In my fourth year of university, I made the mistake of getting permission to take six classes while editing a literary magazine, hosting a radio show, being on the executive committee of the college radio station, and tutoring. Yes, I have hoarder mentality of more is more; this is at the core of many of the problems I've suffered over the years. Instead of doing one project I'll try to do four at once at the expense of my physical and mental health. Over the past few years I've really worked to reduce clutter in all areas of my life, so things are more under control. 

So what happened when I tried to take on this amount of work? I developed repetitive stress injury in my wrists. At one point it hurt so much to drive that I mostly stayed home, played Scrabble, drank gin, and consumed the most random movies of our time. (The other day I was watching 13 Reasons Why with my friend J and Gregg Araki's name came up as a director and I said HE DIRECTED GENERATION DOOM AND DISCOVERED ROSE MCGOWAN SMOKING OUTSIDE A GYM. J had never heard of the film, probably because she was nine when it was released. Also, I noticed that Jessica Yu, director of Ping Pong Playa directed a few episodes. I digress.)

It took me many years to get my wrist pain under control, but I learned so much along the way. If you're experiencing issues with your wrists, go to a doctor immediately. 


Work in twenty-five-minute segments and always take a five-minute break where you get up and walk away from the computer. Every two hours you need to take a twenty-minute break.


If you're able to, schedule in a thirty-minute walk every single day. When my wrist pain was at its worst I did a lot of yoga, but it was ashtanga, so I was putting a lot of weight on my wrists and didn't help that much. The walk will let you rest while getting the blood flowing through your body.


Do wrist stretches. Your physiotherapist will show you the correct ones for your specific injury.

If you're finding the pain extends through your elbow or that your fingers are falling asleep, you may need to stretch the muscles in your chest. You can roll up a blanket into a long tube and lie with it along your spine and open up your arms face up to the ceiling.  Lie like this for as long as you can, increasing the time until you can do it for ten to fifteen minutes to relax the muscle. This is where podcasts come in really handy. 


Reset how your wrists are communicating with your mind with contrast baths. Buy two dish tubs. Fill one with really hot water (top it up with some boiling water if needed) and one with cold water. Submerge your forearms into the warm tub for three minutes, then switch to the cold tub for one minute. Alternate: do warm four times and cold three times. You'll want to end on the warm one to ensure you don't injure yourself.

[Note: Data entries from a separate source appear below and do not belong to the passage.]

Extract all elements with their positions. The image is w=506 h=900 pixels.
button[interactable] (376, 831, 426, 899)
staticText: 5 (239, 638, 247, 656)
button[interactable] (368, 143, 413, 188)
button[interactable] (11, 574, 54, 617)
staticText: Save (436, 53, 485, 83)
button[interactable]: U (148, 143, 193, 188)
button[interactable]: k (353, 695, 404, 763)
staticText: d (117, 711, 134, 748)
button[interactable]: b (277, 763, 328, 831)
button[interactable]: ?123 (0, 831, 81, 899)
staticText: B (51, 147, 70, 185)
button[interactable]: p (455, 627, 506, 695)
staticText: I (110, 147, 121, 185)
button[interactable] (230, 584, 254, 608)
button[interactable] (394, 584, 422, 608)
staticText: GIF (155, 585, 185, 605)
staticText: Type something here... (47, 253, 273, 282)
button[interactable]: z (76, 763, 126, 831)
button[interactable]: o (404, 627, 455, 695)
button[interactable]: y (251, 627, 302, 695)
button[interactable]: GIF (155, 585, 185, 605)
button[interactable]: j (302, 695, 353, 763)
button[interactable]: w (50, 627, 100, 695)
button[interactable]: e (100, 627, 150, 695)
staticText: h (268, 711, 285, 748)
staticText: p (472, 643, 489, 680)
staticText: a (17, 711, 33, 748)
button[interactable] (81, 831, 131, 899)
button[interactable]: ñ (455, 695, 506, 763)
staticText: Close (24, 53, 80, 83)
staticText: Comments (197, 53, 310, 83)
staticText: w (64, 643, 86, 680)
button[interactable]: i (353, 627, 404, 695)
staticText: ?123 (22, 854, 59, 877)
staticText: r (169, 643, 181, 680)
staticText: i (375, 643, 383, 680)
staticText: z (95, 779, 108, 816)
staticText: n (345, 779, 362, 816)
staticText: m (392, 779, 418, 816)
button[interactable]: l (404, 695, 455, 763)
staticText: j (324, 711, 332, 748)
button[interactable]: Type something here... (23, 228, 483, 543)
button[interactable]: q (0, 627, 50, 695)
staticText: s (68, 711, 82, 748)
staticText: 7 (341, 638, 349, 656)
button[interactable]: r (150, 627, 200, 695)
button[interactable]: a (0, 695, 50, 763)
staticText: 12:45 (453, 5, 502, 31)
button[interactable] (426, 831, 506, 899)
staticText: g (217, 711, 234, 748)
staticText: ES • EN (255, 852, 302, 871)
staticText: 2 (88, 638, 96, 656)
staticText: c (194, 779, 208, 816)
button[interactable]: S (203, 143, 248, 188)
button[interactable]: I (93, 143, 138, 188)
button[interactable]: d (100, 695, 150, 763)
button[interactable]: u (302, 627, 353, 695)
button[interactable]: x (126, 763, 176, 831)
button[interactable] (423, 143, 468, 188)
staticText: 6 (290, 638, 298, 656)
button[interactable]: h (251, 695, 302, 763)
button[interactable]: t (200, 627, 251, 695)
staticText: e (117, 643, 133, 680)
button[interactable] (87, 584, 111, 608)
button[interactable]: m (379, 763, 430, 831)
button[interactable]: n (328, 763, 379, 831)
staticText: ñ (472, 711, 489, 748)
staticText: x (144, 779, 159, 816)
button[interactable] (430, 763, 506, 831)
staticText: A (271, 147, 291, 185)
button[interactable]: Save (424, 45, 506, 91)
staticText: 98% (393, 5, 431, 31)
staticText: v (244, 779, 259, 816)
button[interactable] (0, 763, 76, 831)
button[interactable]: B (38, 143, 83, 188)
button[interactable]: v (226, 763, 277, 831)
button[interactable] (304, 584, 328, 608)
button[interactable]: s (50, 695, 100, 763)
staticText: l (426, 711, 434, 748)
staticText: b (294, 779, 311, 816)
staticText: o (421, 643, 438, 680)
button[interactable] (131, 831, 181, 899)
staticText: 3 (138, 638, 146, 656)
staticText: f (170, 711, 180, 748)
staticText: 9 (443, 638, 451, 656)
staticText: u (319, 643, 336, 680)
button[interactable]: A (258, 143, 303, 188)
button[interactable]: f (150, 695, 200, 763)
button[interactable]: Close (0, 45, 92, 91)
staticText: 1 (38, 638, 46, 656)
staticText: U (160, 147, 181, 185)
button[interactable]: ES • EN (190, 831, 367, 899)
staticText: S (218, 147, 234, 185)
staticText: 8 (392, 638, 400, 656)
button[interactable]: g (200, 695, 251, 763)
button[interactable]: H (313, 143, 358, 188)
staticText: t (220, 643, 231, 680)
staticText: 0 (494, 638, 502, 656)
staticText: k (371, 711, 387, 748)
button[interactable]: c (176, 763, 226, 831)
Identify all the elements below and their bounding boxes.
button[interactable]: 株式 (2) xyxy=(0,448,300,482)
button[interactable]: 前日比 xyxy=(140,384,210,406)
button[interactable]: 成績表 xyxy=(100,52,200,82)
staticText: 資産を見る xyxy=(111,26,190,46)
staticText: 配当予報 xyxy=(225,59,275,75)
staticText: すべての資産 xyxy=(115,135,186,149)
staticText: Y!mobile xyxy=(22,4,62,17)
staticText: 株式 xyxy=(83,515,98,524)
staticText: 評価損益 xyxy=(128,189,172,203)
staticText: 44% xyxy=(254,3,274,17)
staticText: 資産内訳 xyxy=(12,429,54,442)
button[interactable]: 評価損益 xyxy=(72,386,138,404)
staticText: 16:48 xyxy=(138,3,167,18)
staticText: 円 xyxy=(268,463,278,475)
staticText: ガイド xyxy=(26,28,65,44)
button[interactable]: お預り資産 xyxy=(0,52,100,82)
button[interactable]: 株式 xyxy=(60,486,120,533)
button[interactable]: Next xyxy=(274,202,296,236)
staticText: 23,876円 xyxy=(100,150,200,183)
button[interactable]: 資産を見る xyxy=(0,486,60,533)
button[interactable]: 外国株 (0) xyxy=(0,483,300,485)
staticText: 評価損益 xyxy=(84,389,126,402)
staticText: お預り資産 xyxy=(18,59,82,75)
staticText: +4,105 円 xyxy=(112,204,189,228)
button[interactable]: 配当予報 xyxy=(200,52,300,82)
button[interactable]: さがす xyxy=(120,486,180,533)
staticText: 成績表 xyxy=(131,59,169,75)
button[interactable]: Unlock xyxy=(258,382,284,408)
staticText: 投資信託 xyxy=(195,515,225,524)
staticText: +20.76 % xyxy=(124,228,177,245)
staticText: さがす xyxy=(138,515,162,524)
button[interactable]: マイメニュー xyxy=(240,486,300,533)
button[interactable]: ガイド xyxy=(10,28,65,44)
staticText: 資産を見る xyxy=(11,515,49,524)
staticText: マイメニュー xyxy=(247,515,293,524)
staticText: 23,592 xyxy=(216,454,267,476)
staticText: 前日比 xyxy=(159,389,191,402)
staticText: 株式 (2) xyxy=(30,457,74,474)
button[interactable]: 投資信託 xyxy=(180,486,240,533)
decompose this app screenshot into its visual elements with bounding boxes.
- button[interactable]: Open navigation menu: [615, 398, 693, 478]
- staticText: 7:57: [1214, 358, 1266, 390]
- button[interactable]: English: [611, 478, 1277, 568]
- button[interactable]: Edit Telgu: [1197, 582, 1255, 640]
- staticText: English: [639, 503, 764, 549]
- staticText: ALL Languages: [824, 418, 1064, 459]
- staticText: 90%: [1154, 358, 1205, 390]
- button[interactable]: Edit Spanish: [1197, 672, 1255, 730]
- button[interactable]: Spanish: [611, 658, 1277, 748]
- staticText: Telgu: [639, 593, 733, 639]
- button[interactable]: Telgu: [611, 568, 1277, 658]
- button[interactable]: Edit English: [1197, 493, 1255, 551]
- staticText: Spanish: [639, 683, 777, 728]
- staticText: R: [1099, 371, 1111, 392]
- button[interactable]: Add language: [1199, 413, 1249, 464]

Ask for help beyond medical advice. It helps to know that other people in your life have gone through this. They will be able to show you ways to manage your pain and to heal. 

Also, don't be afraid to let your workplace or school know if your injury. When I was at university, I registered with the Disability Resource Centre and it changed my life. I was no longer alone and I was given access to resources to complete my courses without making my wrists worse. Also, since my scholastic performance had suffered, by reporting the problem when it started academic advisors were much more forgiving and ensured that I was able to apply for grad school without any issues.